既に全巻予約済みです。
しかし、値段的にはかなりきつく、offになっていなければ我慢してしまったかも…というくらいには悩みました。そういうわけで☆は4つ。
本放映が20話まで来ている現在、正しい選択をした、ような手ごたえは感じつつありますが。
購入の決定打はやはり第1話で、絵の綺麗さ、高倉家三人のベクトルが違っていて話が面白くなりそうなこと、ペンギン2号と晶馬のやりとりがものすごくツボにはまってしまい、ストリーミングで何回も見てしまったこと、等でしょうか。
1巻2巻はややセーラームーン風味に感じました(自分はウテナはまったく知らず、見ておらず、今作の絡みではじめて全話見ました)。
最初に見たのが7話のタマホマレ回(第3巻収録予定)で、当初はちょっと引いたのですが、親の離婚以外は恵まれているように見える苹果の、人間としての未熟さやギャップの描き方には、むしろ感心しました。
親の惨事は子どもにはよりいっそうの惨事なのだ、というのを、逃げずに、起きた現象のまま描いていくので、見ている方はたいへん痛かったり、恥ずかしいと感じたのも事実ですが。
それぞれの人物に、最初に見せたときと違う顔がある、というような旨の監督の言葉が1巻のコメンタリーにあるのですが、そういう部分にも惹かれました。
因みにこの巻は、ペンギンたちがすごく面白い(第4話の公園での2号、第5話の帽子を追いかける1号(と冠葉)、第6話のテーブル下の1号と栗で泣きを見る2号)ので、ペンギン好きには特にお勧め。各ペンギンについての木村両氏のコメントも面白かったです。
2巻のコメンタリーは、第1巻より饒舌に展開している印象で楽しかったですが、後半どこかで男女別じゃないものも出てくるといいなと思います。
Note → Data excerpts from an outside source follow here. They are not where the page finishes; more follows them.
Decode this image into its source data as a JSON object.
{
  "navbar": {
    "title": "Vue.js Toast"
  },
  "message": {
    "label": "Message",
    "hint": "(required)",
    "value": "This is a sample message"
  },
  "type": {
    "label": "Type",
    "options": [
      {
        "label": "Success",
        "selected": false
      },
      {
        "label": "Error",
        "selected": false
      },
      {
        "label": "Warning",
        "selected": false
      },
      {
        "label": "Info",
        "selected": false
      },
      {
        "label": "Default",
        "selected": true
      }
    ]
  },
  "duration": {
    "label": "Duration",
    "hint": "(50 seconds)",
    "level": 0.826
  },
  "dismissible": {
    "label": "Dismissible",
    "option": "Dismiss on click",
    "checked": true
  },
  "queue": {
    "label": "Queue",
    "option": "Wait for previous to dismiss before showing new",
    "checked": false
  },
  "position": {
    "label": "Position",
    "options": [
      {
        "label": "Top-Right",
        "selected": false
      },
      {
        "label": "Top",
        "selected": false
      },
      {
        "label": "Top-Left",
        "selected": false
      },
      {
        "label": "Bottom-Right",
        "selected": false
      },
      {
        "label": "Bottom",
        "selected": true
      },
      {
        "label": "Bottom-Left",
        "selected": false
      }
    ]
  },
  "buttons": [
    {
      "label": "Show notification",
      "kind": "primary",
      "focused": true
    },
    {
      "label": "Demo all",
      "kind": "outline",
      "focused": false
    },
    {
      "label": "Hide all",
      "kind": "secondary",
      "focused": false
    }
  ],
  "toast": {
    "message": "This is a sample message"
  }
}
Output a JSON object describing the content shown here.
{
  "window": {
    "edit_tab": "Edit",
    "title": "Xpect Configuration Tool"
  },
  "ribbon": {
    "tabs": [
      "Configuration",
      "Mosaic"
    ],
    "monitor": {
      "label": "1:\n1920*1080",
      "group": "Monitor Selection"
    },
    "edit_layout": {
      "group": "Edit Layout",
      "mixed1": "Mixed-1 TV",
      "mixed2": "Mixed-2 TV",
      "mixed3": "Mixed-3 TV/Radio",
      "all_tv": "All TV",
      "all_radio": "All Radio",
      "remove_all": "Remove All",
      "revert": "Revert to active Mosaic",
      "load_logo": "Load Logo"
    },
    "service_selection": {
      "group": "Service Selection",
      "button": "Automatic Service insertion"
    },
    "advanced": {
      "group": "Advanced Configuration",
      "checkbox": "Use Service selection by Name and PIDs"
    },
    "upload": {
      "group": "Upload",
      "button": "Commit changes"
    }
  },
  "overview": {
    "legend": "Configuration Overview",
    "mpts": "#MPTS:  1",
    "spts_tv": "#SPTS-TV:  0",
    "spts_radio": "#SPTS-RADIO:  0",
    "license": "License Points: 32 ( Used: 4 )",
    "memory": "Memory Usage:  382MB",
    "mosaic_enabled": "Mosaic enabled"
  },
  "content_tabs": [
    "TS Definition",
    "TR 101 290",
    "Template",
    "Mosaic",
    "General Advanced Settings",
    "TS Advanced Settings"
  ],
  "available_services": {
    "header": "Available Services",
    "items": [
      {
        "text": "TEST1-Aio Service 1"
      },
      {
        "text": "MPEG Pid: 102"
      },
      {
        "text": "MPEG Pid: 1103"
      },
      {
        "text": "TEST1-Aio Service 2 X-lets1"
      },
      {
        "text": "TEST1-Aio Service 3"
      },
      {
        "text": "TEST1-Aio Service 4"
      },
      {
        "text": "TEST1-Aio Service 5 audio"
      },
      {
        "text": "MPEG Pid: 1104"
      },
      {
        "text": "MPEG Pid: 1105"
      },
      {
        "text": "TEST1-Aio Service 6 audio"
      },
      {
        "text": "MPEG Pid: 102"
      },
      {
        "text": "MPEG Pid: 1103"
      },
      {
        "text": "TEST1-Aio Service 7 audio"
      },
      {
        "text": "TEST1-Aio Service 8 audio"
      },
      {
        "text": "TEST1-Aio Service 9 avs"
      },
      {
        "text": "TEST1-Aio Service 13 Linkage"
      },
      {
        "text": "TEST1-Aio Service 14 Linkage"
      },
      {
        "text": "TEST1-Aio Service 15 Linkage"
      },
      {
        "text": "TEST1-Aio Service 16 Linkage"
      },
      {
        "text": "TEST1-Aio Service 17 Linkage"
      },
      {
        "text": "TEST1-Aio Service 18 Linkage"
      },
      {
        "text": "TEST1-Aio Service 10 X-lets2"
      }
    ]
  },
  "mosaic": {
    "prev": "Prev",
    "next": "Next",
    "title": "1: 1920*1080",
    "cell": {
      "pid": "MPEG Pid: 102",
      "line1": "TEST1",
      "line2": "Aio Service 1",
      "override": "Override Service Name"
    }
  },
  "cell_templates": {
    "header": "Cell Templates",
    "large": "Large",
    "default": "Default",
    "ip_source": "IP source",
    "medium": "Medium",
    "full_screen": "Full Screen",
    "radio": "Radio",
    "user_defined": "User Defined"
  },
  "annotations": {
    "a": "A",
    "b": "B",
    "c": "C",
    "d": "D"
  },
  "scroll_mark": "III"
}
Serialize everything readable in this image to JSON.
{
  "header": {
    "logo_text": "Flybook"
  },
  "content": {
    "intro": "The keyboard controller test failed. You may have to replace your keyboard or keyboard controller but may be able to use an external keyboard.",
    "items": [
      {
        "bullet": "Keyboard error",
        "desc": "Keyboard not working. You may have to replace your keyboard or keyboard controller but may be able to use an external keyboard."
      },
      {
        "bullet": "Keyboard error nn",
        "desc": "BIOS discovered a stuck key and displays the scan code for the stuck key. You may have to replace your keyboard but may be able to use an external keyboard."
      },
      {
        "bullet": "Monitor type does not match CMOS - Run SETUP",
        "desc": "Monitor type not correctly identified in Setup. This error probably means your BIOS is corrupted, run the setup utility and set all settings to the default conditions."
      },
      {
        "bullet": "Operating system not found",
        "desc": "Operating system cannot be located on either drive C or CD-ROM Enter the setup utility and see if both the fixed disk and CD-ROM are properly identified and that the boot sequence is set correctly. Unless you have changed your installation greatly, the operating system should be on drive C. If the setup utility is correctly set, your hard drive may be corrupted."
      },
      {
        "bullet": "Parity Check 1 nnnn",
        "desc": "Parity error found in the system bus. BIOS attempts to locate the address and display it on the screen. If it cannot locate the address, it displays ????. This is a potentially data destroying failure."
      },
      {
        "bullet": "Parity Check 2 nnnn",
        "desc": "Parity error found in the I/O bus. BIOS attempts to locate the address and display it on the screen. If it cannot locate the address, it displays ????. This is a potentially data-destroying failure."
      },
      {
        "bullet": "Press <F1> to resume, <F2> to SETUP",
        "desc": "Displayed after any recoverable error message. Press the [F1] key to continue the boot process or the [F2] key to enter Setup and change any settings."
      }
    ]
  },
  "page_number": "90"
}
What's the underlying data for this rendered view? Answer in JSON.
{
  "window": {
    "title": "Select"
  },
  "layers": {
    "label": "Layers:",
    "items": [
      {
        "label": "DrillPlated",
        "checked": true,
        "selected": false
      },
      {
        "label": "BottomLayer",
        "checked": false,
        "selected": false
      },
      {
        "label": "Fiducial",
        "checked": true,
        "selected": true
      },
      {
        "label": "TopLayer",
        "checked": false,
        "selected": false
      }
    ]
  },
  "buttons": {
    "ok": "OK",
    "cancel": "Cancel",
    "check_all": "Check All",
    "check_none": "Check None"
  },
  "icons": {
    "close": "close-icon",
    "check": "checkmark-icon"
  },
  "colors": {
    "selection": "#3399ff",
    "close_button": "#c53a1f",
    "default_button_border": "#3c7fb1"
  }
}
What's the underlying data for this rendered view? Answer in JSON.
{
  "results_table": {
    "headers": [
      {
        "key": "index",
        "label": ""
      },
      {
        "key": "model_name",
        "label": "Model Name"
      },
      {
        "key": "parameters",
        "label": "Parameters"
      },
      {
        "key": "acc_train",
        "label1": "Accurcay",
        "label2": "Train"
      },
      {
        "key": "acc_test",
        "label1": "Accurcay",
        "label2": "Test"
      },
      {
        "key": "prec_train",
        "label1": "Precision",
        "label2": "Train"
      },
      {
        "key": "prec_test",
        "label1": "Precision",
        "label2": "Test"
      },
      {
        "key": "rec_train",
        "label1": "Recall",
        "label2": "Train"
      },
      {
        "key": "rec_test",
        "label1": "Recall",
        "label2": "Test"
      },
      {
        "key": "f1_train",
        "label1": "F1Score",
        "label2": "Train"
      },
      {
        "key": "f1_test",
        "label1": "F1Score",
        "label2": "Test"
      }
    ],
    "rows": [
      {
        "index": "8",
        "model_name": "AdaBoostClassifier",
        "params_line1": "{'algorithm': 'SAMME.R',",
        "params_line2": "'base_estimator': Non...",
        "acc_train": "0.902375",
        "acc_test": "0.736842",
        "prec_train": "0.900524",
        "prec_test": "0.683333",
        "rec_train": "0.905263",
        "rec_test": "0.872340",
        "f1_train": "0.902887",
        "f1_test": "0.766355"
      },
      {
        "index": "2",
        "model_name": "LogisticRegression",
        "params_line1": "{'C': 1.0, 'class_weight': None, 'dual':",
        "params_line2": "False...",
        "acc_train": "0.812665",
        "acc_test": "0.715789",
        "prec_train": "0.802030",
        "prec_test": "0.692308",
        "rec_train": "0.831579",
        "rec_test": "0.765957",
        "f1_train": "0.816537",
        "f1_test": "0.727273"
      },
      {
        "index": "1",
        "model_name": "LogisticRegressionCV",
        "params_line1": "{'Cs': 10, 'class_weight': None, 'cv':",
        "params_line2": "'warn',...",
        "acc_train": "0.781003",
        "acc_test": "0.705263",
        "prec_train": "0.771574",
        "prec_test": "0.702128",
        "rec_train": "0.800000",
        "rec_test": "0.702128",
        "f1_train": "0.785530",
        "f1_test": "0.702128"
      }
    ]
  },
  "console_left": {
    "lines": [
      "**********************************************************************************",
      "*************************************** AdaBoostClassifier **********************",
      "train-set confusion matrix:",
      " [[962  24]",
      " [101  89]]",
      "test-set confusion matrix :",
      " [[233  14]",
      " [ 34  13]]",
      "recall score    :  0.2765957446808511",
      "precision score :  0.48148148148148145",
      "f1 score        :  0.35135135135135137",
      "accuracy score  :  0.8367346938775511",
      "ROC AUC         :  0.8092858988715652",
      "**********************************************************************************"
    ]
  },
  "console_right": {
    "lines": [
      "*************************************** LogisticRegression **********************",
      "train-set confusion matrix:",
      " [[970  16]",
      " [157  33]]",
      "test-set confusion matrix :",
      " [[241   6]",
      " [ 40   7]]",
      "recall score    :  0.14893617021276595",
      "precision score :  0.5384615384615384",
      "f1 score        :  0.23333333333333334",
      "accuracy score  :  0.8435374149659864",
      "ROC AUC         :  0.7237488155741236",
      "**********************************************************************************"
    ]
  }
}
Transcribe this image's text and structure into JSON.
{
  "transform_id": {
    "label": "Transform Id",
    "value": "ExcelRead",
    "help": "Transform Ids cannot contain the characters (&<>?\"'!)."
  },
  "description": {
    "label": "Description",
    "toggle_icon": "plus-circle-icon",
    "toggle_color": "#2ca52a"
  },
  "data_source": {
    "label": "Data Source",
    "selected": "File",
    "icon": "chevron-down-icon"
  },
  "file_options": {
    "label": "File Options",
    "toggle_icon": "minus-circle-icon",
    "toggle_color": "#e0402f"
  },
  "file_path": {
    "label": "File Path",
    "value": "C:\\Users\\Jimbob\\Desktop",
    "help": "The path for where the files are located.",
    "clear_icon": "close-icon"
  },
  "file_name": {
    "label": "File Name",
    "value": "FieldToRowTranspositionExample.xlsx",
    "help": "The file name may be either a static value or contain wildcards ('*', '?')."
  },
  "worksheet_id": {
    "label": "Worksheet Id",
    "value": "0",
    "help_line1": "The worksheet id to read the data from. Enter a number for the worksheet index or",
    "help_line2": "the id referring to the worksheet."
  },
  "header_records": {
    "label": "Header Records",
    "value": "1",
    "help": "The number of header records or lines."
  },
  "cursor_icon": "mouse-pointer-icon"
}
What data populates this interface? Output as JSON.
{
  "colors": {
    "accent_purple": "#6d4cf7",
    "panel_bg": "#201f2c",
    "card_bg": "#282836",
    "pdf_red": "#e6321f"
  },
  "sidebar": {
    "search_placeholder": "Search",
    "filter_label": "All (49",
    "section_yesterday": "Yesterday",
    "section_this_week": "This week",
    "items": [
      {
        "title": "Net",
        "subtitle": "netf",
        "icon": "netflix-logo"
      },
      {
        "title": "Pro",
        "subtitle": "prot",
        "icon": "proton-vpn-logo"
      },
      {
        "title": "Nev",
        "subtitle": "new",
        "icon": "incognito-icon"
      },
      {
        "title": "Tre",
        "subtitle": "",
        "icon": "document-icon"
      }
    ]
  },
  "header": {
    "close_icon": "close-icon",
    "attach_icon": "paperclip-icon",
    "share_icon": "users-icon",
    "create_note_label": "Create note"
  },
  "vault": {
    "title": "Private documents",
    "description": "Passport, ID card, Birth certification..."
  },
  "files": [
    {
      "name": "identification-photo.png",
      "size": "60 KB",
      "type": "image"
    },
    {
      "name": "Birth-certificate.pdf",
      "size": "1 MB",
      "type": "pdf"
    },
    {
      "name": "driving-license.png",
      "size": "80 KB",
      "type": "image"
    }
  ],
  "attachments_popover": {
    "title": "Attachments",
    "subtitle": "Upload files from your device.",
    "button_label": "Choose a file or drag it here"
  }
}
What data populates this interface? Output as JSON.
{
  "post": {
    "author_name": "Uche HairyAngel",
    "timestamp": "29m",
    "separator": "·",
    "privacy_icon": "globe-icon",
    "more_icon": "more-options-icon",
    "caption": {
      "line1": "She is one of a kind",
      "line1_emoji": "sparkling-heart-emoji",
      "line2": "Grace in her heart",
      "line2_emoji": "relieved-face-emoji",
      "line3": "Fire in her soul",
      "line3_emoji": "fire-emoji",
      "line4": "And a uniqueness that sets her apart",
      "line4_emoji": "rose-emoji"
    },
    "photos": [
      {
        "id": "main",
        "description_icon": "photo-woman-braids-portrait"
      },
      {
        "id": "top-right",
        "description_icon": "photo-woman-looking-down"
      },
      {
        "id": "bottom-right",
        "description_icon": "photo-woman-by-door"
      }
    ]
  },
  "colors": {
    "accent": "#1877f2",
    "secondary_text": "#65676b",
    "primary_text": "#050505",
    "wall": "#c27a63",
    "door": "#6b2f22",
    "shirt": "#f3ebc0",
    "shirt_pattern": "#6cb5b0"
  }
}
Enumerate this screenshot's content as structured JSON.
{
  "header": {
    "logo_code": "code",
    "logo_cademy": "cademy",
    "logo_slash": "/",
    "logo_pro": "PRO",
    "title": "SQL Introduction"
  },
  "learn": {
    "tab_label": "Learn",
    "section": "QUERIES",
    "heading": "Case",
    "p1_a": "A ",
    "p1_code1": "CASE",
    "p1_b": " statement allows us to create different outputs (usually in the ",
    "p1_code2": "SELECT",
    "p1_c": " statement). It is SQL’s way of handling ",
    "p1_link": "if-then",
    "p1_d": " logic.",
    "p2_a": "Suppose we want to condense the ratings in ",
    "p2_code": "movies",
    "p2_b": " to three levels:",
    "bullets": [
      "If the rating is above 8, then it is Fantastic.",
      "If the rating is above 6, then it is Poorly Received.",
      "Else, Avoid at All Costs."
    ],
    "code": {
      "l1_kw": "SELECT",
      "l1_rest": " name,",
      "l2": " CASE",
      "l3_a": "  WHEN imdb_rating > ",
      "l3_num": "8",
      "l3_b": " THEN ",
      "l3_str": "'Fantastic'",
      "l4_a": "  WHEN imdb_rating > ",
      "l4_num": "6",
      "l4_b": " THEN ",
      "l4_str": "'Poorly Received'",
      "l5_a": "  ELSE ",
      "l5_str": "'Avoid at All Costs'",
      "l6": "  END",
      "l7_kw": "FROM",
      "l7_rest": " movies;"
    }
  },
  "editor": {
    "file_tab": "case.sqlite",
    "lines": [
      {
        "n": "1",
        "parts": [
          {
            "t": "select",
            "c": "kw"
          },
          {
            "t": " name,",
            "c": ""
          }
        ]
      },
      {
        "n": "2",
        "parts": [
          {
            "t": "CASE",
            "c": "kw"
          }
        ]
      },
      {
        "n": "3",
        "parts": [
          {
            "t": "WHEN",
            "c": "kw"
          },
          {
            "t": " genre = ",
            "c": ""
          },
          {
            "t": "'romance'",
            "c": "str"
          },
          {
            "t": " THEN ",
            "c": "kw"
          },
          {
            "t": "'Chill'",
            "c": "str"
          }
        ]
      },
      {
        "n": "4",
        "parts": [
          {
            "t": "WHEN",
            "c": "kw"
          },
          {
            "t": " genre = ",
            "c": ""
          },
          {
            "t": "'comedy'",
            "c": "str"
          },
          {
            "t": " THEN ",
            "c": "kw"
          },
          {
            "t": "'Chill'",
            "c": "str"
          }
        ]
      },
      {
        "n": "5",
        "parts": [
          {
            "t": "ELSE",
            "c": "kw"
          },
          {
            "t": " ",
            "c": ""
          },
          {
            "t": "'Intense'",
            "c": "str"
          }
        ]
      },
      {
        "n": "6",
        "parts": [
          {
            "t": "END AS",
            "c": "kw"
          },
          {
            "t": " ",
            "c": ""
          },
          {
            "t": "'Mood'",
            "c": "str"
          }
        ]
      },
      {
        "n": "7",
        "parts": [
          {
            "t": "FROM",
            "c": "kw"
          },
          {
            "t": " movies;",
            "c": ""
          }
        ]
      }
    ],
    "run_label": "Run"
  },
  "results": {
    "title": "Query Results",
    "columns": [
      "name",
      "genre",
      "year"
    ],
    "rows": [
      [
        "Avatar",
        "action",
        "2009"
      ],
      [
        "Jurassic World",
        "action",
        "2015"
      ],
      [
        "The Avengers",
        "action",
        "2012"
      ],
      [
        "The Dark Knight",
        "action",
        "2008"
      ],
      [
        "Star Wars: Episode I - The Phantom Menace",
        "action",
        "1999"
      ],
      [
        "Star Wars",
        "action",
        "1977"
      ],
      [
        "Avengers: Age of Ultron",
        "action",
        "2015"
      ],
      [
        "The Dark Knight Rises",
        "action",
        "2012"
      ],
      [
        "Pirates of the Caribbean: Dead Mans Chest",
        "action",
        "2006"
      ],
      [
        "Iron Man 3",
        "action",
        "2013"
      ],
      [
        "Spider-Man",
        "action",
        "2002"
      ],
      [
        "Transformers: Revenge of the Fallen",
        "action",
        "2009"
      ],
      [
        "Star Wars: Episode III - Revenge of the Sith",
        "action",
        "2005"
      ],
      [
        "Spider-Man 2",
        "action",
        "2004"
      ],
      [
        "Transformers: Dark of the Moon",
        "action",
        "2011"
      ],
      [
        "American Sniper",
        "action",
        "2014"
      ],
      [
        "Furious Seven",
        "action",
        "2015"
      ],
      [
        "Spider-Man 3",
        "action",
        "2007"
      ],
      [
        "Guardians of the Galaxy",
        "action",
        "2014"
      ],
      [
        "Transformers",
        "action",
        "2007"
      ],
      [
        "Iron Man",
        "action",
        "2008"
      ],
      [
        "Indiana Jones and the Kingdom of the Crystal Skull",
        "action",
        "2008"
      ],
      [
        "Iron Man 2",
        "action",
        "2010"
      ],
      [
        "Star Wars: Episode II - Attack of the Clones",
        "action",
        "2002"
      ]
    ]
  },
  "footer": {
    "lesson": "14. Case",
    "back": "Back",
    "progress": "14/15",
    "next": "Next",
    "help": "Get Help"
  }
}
監督が喋ってる部分、言葉を濁している部分も含めて、お話と合わせて楽しめました。
男性3人そろって『猫派』というのはちょっと印象的でしたね。
明るくカラフルで繊細なパッケージ(絵柄・印象・キャラ・会話含む)に重く暗い話、というのは、本来、少女マンガの王道。
ですがこの話には、コクリコ坂で宮崎氏がコメントしていたような、少女マンガから通常は欠落している『政治性』もしっかり入っていて、カバー範囲が広い分、深みもあると思います。
イクニ流に料理すると、シャア→冠葉、アムロ(とか、シンジ)→晶馬?…等々考えてみたり、そういう意味でも、ちょっと違った(脳内)遊びができる。
典型的な『萌えアニメ』との決定的な違いは、人物像の記号化の仕方にあるような気がします。
過去を受けつつ、萌えアニメ全盛の時代を挟んで出てきたピングドラムですが、こういう描き方ができるということ自体、90年代が遠くなったのだ、と思いました。
90年代風味でありながら、しかし、そうではない。
この作品に出会ったことで、ポストバブルさえ終わった、ということを、意識できたような気がします。